In those times, Viterbo was an important town along the Via Francigena and the emperor Frederick II had a palace and stronghold there. Nevertheless these were the times in which the popes were playing in earthly politics and expanding the Church’s State, so there were battles going on for the domination over the city and its territory.
Rosa, who was preaching left and right about christian values and peace (but also against a group of heretics that the emperor was tolerating) was seen as a threat by the emperor’s appointed governor, who cast away Rosa and her family from the city. It is said that, as she was walking towards Soriano nel Cimino (16km from Viterbo, this is incidentally the place where we live in at the Sanctuary of Joy and where the pope had recently built his Castle back in the days) she had a vision of the emperor dying. By the way, this episode gets re-enacted by actors at the ‘Sagra delle Castagne’ in Soriano, at the beginning of October.

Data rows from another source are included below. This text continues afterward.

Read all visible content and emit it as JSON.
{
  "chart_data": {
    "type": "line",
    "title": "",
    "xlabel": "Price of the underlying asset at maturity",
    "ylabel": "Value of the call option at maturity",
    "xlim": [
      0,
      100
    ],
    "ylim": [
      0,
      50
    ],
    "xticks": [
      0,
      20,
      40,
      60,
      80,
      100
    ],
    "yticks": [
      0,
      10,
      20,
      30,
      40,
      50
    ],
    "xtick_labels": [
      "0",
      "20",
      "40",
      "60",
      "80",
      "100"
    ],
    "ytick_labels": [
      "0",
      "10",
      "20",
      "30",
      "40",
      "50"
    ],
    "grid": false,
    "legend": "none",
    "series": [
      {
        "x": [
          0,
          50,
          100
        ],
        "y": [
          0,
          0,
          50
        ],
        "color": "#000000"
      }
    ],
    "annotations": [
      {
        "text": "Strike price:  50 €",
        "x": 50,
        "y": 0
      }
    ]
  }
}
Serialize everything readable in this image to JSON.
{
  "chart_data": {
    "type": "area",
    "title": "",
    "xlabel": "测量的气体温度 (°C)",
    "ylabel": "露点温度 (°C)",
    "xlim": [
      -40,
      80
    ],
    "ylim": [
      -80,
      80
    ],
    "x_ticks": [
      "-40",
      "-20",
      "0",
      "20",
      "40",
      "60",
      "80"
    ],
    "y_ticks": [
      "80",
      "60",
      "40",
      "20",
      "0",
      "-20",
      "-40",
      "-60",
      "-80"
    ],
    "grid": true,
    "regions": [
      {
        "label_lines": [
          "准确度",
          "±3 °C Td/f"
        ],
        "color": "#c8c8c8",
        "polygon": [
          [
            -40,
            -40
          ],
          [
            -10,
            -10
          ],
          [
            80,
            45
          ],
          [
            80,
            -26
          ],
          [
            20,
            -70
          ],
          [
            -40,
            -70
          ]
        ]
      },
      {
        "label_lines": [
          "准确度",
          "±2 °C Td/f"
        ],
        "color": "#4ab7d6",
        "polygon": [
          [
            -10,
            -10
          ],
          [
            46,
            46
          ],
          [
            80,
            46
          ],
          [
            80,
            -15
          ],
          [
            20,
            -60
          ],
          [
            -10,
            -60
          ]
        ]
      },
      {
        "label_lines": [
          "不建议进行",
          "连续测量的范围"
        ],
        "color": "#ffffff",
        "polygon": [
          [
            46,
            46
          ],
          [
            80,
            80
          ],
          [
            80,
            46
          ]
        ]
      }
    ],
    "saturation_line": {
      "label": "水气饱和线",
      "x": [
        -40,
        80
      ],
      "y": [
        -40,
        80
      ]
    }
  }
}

Shortly after, Viterbo eventually became part of the Church’s state and the emperor actually died.
But the cleargy knew that you don’t win a war just by force in a battle but you need to buy into the population’s heart in order to stay successful; hence they needed to work on a marketing strategy that would commove and convince the population that divine design and God’s will were behind the historical facts. They needed to create a ‘hero’, symbol of the city being ‘freed’ from the emperor.
Rosa was almost forgotten until, sever years later, the next Pope had a repetitive dream of a girl who had predicted the death of the emperor and who was asking to be buried within the walls of the convent of the St.Francis’s nuns where she would have wanted to take the vows initially. So by request of the Pope, her body was moved and was found to be completely preserved and intact – like that of a mummy – and this is the state of that corpse that can still be seen today in the convent.
As from here, miracles multiplied and stories spread of the life of Rosa, who was gradually painted more and more like a defender of the Church, a warrior girl who was shot by an arrow (but that didn’t stop her), who jumped in the flames but was not burned, who resurrected various people, and more.
St.Rosa is very dear to the population of Viterbo who, on September 3rd, run a procession carrying on their shoulders a 50-meters tall statuary display adorned with lights (the so called “Santa Rosa’s machine”) from Porta Romana (in the picture) for over a kilometer.